Selected angle: source

One-sentence thesis

The cited A/B receipts support a specific working claim: Gastrointestinal adverse events were more frequent with semaglutide (82.8%) vs placebo (63.2%); Gastrointestinal events were reported in 49.1% of participants who continued subcutaneous semaglutide vs 26.1% with placebo. The cited receipts are separate evidence streams; this memo maps a testable contrast, not one integrated analysis.

Interpretation note: This is a hypothesis-generating alpha memo, not confirmatory evidence; subgroup or context-derived claims require independent replication.

Why this is surprising

Real tension: the surprise is bounded to the cited receipt bundle; separate direct sources report measurable effects in adults with overweight or obesity without diabetes; patients with overweight or obesity without diabetes mellitus; adults with overweight or obesity with at least one weight-related comorbidity, without diabetes. Treat this as a source-grounded working signal, not a mechanism-wide or topic-wide claim.

Evidence Landscape

Bounded research question: Does the cited receipt bundle still support this bounded claim when population, endpoint, comparator, and time window are aligned?

Evidence receipts

• fact_id=161900 (A_core) — Gastrointestinal adverse events were more frequent with semaglutide (82.8%) vs placebo (63.2%) source=Effect of Subcutaneous Semaglutide vs Placebo as an Adjunct to Intensive Behavioral Therapy on Body Weight in Adults Wit
• fact_id=158054 (A_core) — Gastrointestinal events were reported in 49.1% of participants who continued subcutaneous semaglutide vs 26.1% with placebo source=Effect of Continued Weekly Subcutaneous Semaglutide vs Placebo on Weight Loss Maintenance in Adults With Overweight or O
• fact_id=100298 (A_core) — serious adverse events were not statistically significant: OR of 1.06 (p = 0.82) doi=10.1111/obr.13792
• fact_id=145390 (A_core) — Gastrointestinal adverse events were reported more often with semaglutide than with placebo (82.2% versus 53.9%). doi=10.1038/s41591-022-02026-4
• fact_id=149514 (A_core) — semaglutide (1.8%) versus placebo (2.2%) doi=10.1038/s41591-024-03015-5

What this changes

Treat this as a focused working signal, not a broad topic claim. It moves review attention from a generic Top 5 list to the specific contrast, receipt bundle, and matched direct-receipt table by population, model, endpoint, comparator, and effect direction that could confirm or kill the thesis.

Limitations

• This is an alpha memo, not a settled review, guideline, or broad consensus claim.
• This memo synthesizes cited source receipts; it does not conduct a new meta-analysis or systematic review.
• Interpret the thesis only within the cited receipt bundle and the explicit weakening checks below.
• Independent receipts fail to reproduce the claimed contrast.
• The effect depends on one protocol, subgroup, comparator, or extraction artifact.

What would weaken this

• Independent receipts fail to reproduce the claimed contrast.
• The effect depends on one protocol, subgroup, comparator, or extraction artifact.
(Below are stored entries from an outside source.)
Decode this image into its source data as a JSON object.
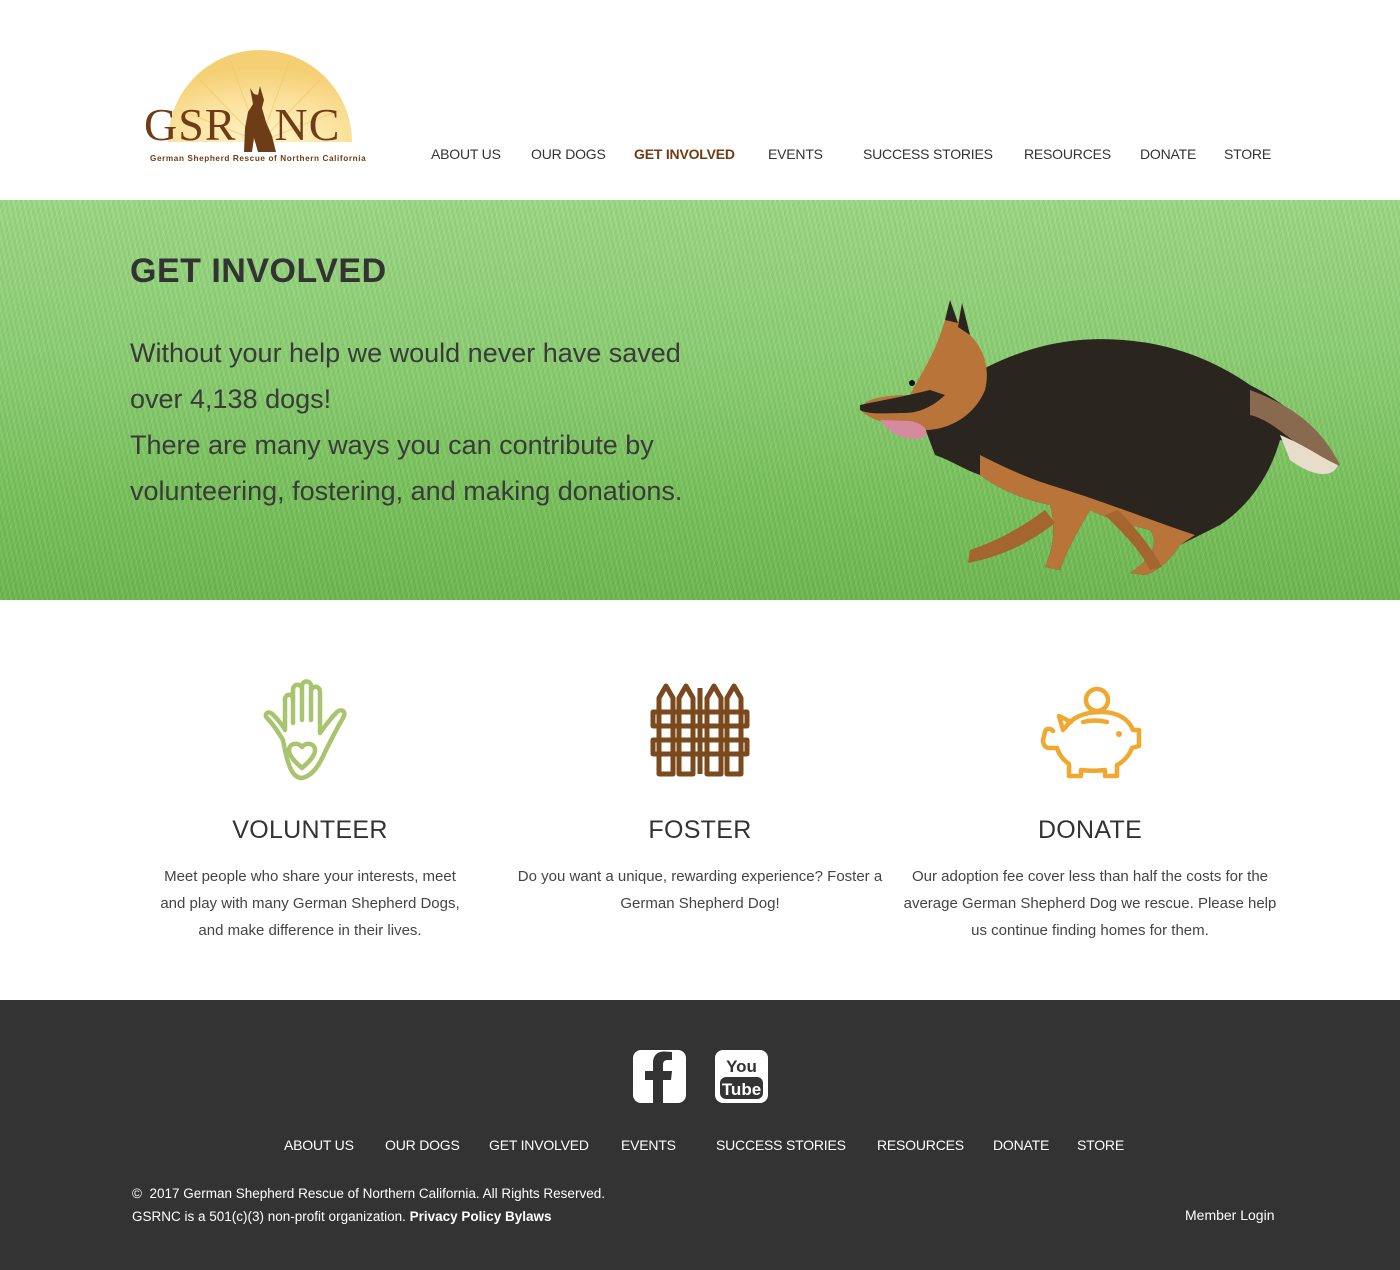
{
  "header": {
    "logo": {
      "wordmark_left": "GSR",
      "wordmark_right": "NC",
      "tagline": "German Shepherd Rescue of Northern California"
    },
    "nav": [
      {
        "label": "ABOUT US",
        "active": false
      },
      {
        "label": "OUR DOGS",
        "active": false
      },
      {
        "label": "GET INVOLVED",
        "active": true
      },
      {
        "label": "EVENTS",
        "active": false
      },
      {
        "label": "SUCCESS STORIES",
        "active": false
      },
      {
        "label": "RESOURCES",
        "active": false
      },
      {
        "label": "DONATE",
        "active": false
      },
      {
        "label": "STORE",
        "active": false
      }
    ]
  },
  "hero": {
    "title": "GET INVOLVED",
    "line1": "Without your help we would never have saved",
    "line2": "over 4,138 dogs!",
    "line3": "There are many ways you can contribute by",
    "line4": "volunteering, fostering, and making donations."
  },
  "cards": [
    {
      "icon": "hand-heart-icon",
      "title": "VOLUNTEER",
      "text_lines": [
        "Meet people who share your interests, meet",
        "and play with many German Shepherd Dogs,",
        "and make difference in their lives."
      ]
    },
    {
      "icon": "fence-icon",
      "title": "FOSTER",
      "text_lines": [
        "Do you want a unique, rewarding experience? Foster a",
        "German Shepherd Dog!"
      ]
    },
    {
      "icon": "piggy-bank-icon",
      "title": "DONATE",
      "text_lines": [
        "Our adoption fee cover less than half the costs for the",
        "average German Shepherd Dog we rescue. Please help",
        "us continue finding homes for them."
      ]
    }
  ],
  "footer": {
    "social": [
      {
        "icon": "facebook-icon"
      },
      {
        "icon": "youtube-icon",
        "label_top": "You",
        "label_bottom": "Tube"
      }
    ],
    "nav": [
      "ABOUT US",
      "OUR DOGS",
      "GET INVOLVED",
      "EVENTS",
      "SUCCESS STORIES",
      "RESOURCES",
      "DONATE",
      "STORE"
    ],
    "copyright_symbol": "©",
    "copyright": "2017 German Shepherd Rescue of Northern California. All Rights Reserved.",
    "nonprofit": "GSRNC is a 501(c)(3) non-profit organization.",
    "privacy_link": "Privacy Policy",
    "bylaws_link": "Bylaws",
    "member_login": "Member Login"
  },
  "colors": {
    "brand_brown": "#6e3d17",
    "volunteer_green": "#a8c46e",
    "foster_brown": "#7a4a1e",
    "donate_orange": "#f0a830",
    "footer_bg": "#333333"
  }
}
Strongest counter-evidence

• fact_id=100298 (A_core) — serious adverse events were not statistically significant: OR of 1.06 (p = 0.82) Source: Efficacy and safety of once‐weekly subcutaneous semaglutide on weight loss in patients with overweight or obesity without diabetes mellitus—
• fact_id=136841 (A_core) — MACE-4 events tended to be reduced, with no hazard ratio > 1.0 and upper CI bounds < 1.3 Source: Tirzepatide, a dual GIP/GLP-1 receptor co-agonist for the treatment of type 2 diabetes with unmatched effectiveness regrading glycaemic cont
• fact_id=137771 (A_core) — semaglutide 2.4 mg was associated with mean weight losses of 14.9%-17.4% in individuals with overweight or obesity without type 2 diabetes from baseline to week 68 Source: Semaglutide for the treatment of overweight and obesity: A review

Next extraction

• Extract independent A_core/B_context receipts that test the lead contrast directly.
• Audit whether each direct receipt remains comparable on population, endpoint, comparator, and measurement method.